The Supreme Court rendered a decision Thursday destined to significantly alter the shape of future elections, ruling that companies and labor unions can spend their own money on political advertisements that are uncoordinated with the campaigns of specific candidates. The case pitted the court’s five conservative justices, including swing vote Justice Anthony Kennedy, against the four liberals. The division along ideological lines highlights the struggle ensuing in many areas of government between liberty and the persistently anti-corporation attitude of the left.

The arguments presented in defense of campaign finance regulation claim that large companies would be too influential in protecting their own interests if allowed to spend from their own treasuries on advertisements. Often this interest is the preservation of America’s free enterprise system, as it is with the opposition of the health insurance industry to the current reform proposals and that of American banks to further financial regulation. Attempts at silencing these businesses because of their participant role in the economic system under attack by Democrats are thus a subtle and indirect content-based restriction on free expression. While Democrats persisted in trying to prevent companies from mounting their opposition, those who are thinking more clearly value their perspective – if anything, the vehement admonitions of the health insurance and pharmaceutical industries ought to awaken us to the detriment of current proposals.

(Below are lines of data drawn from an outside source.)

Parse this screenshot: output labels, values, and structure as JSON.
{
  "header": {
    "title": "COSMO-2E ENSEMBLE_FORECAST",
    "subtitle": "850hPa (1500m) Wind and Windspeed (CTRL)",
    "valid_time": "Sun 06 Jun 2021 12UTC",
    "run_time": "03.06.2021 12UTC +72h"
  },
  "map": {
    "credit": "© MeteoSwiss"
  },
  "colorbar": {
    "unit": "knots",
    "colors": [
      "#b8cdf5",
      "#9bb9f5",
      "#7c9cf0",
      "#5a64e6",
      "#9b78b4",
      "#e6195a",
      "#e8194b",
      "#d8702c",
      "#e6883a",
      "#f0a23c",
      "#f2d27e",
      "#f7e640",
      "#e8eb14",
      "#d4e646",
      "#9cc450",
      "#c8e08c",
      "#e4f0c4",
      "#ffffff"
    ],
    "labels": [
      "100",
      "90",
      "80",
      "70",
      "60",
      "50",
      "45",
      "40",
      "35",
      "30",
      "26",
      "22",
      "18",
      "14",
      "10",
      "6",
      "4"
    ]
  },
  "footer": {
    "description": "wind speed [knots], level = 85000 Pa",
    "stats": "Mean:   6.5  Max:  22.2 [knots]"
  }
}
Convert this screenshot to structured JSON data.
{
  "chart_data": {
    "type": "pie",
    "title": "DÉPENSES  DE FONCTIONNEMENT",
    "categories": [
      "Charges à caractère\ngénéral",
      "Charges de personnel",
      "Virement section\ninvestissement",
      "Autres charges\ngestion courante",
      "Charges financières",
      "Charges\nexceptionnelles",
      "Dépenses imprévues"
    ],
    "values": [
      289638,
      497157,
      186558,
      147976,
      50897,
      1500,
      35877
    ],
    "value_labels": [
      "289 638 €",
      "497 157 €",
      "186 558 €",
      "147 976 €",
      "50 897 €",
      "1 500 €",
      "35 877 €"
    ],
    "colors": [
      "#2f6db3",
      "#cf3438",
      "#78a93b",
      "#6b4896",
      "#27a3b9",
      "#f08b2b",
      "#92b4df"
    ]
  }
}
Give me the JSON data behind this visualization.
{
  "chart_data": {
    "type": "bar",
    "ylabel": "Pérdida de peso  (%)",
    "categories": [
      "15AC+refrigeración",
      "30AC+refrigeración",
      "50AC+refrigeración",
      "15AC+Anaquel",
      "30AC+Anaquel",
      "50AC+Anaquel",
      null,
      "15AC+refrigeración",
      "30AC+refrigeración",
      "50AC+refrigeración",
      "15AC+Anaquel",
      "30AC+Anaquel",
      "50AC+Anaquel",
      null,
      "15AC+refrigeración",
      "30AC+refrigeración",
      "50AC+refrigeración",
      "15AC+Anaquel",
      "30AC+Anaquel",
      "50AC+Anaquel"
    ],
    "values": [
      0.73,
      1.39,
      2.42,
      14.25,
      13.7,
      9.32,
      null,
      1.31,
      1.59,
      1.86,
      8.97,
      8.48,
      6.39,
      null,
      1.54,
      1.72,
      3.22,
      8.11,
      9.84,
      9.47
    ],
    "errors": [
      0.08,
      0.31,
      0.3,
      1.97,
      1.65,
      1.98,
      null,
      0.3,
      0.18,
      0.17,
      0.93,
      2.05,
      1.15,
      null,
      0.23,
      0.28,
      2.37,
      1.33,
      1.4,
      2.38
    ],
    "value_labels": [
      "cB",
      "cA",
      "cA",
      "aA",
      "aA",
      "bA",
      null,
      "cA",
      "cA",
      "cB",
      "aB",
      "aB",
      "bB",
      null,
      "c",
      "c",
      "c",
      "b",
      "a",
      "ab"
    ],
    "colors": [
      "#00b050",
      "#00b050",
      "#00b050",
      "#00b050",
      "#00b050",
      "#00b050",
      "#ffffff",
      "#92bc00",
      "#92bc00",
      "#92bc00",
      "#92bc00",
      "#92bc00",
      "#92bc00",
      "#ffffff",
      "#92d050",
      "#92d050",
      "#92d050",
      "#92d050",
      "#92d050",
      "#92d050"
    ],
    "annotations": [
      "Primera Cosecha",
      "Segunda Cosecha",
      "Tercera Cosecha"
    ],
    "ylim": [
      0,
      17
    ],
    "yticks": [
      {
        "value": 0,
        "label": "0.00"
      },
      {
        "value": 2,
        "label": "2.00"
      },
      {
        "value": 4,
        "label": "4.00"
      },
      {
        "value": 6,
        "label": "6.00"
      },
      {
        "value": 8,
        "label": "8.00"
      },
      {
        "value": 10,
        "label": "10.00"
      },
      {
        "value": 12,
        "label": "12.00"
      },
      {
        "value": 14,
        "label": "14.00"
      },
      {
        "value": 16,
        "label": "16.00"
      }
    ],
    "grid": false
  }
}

With this ruling, businesses will be free to express themselves on these issues, just like regular Americans; under a now over-turned previous court decision the government could bar companies from spending money on campaign ads. Parts of the McCain-Feingold bill were voided which banned issue ads late in the campaign cycle. The issue at hand was the challenge to a video criticizing Hillary Clinton produced by a conservative advocacy group.

As I argued in a previous post, throughout the constitutional history of free expression, the rights of speech and press have been extended to financial capability. Some of the earliest attempts at censorship in America were licensing laws or taxes designed to hurt publishers financially and thus stop the presses. Such efforts are now unconstitutional; it is only logical that total disqualification from expression based on financial capability is now unconstitutional, as well.